03 outubro 2011

A médium que batia no marido (crônica)


Rosicléia apresentou os primeiros sinais do desenvolvimento da sua mediunidade após três anos de casada com Everton.

A primeira vez que ela reparou algo diferente foi quando o marido saiu do banho e como de costume, largou a toalha molhada em cima da cama. Rosicléia sentiu um fogo subindo pelo corpo, o coração acelerou e uma voz gritou em seus pensamentos: - Ele pensa que eu sou sua escrava!

Rosicléia estava com muita raiva e inebriada por essas emoções foi para a cozinha fazer o jantar. Enquanto cozinhava, lutava para parar de remoer os pensamentos que a atormentavam.

O casal sentou-se para fazer a refeição juntos e assim que Everton colocou a primeira garfada de comida na boca, disse nostálgico para a esposa: - O picadinho da minha mãe é famoso. Da próxima vez que encontrarmos com ela, vou pedir para ela te dar a receita!

Rosicléia ficou descontrolada! Aquela foi a gota d´água e os pensamentos estavam como pipoca estourando na panela: - Como pode dizer que meu picadinho é ruim?

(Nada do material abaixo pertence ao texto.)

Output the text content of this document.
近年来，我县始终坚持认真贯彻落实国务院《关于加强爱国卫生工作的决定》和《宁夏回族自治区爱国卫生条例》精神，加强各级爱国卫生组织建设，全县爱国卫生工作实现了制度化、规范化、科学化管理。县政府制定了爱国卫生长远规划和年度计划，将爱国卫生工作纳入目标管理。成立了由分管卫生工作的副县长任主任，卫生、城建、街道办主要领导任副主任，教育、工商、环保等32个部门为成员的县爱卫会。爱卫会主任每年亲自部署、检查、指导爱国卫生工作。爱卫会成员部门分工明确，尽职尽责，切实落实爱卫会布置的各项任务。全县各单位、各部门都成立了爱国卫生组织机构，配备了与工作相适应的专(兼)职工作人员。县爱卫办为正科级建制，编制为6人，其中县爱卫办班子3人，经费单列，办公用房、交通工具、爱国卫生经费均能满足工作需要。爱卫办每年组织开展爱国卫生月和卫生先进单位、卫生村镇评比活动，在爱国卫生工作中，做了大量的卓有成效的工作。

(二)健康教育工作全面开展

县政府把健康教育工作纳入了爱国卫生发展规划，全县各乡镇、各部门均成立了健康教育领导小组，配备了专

A raiva era tamanha que Rosicléia foi chorando para o quarto e Everton entendeu que ela deveria estar em um "daqueles dias".

O problema é que as coisas não melhoravam, a mãe de Rosicléia aconselhou a filha dizendo que era natural isso acontecer com todos os casais depois de um tempo.

Mas Rosicléia não conseguia entender como era possível estar incomodada com coisas que antes ela não se importava. O futebol na hora da novela, a tampa aberta no banheiro, o esquecimento da data do aniversário, o papo machista com os amigos no bar, a falta de atenção com as coisas importantes...

Mas ela pensava: - Casamento é assim mesmo, eu que estou tendo pensamentos intrusos, pensamentos que não são meus.

Jucelina, a vizinha de Rosicléia depois de saber do problema da amiga a levou até o Centro que ela frequentava.

No atendimento fraterno foi explicado para Rosicléia: isso é mediunidade, você precisa estudar e trabalhar. Everton ao saber do problema da esposa, resolveu também frequentar o Centro espírita para apoiá-la.

Rosicléia estudou bastante, mas não conseguia sentir nenhuma melhora. Ao contrário, agora a vontade de ¨voar no pescoço" do marido era por vezes, incontrolável. Ela mesma chegou a conclusão que se tratava de uma obsessão complexa.

Everton e Rosicléia foram convidados pelos companheiros que estavam acompanhando o problema do casal, a participar de uma reunião para desenvolvimento mediúnico.

Logo nas primeiras reuniões, depois da observação de uma médium que mencionou ter percebido uma entidade próxima de Rosicléia, aconteceu a primeira manifestação psicofônica. Algumas palavras de raiva foram manifestadas, acompanhadas de socos e tapas contra Everton que amparava a esposa.

Toda semana era assim, Rosicléia saia da reunião aliviada e Everton repleto de hematomas.

Os dirigentes resolveram permitir a situação, uma vez que Rosicléia passou a desmaiar na rua, passar noites atormentada, chorava descontroladamente e já não conseguia mais se concentrar em suas atividades diárias.

A mediunidade de Rosicléia podia ser melhor definida como “socofônica”, contra o marido é claro.

Os protestos logo chegaram, isso não podia mais ser permitido na reunião mediúnica.

Principalmente depois que uma médium experiente disse não ter visto nenhuma entidade no momento da “socofonia”.

- Será que é animismo? - pensou Rosicléia de maneira assustada.

Um sábio preto-velho que seria melhor recebido na reunião, se viesse de médico alemão, manifestou com simplicidade sua orientação para ela:

- Fia, se toda muié que tivé vontade de batê no marido trapaiado, colocá a culpa na mediunidade, os obsessor e os guia vão ficá sem emprego! Ao invés da fia caçá obsessor desencarnado, acerta os pontero com o obsessor do marido. Bendita oportunidade da reencarnação!

E assim nunca mais Everton apanhou de Rosicléia e também foi o fim das toalhas molhadas em cima da cama.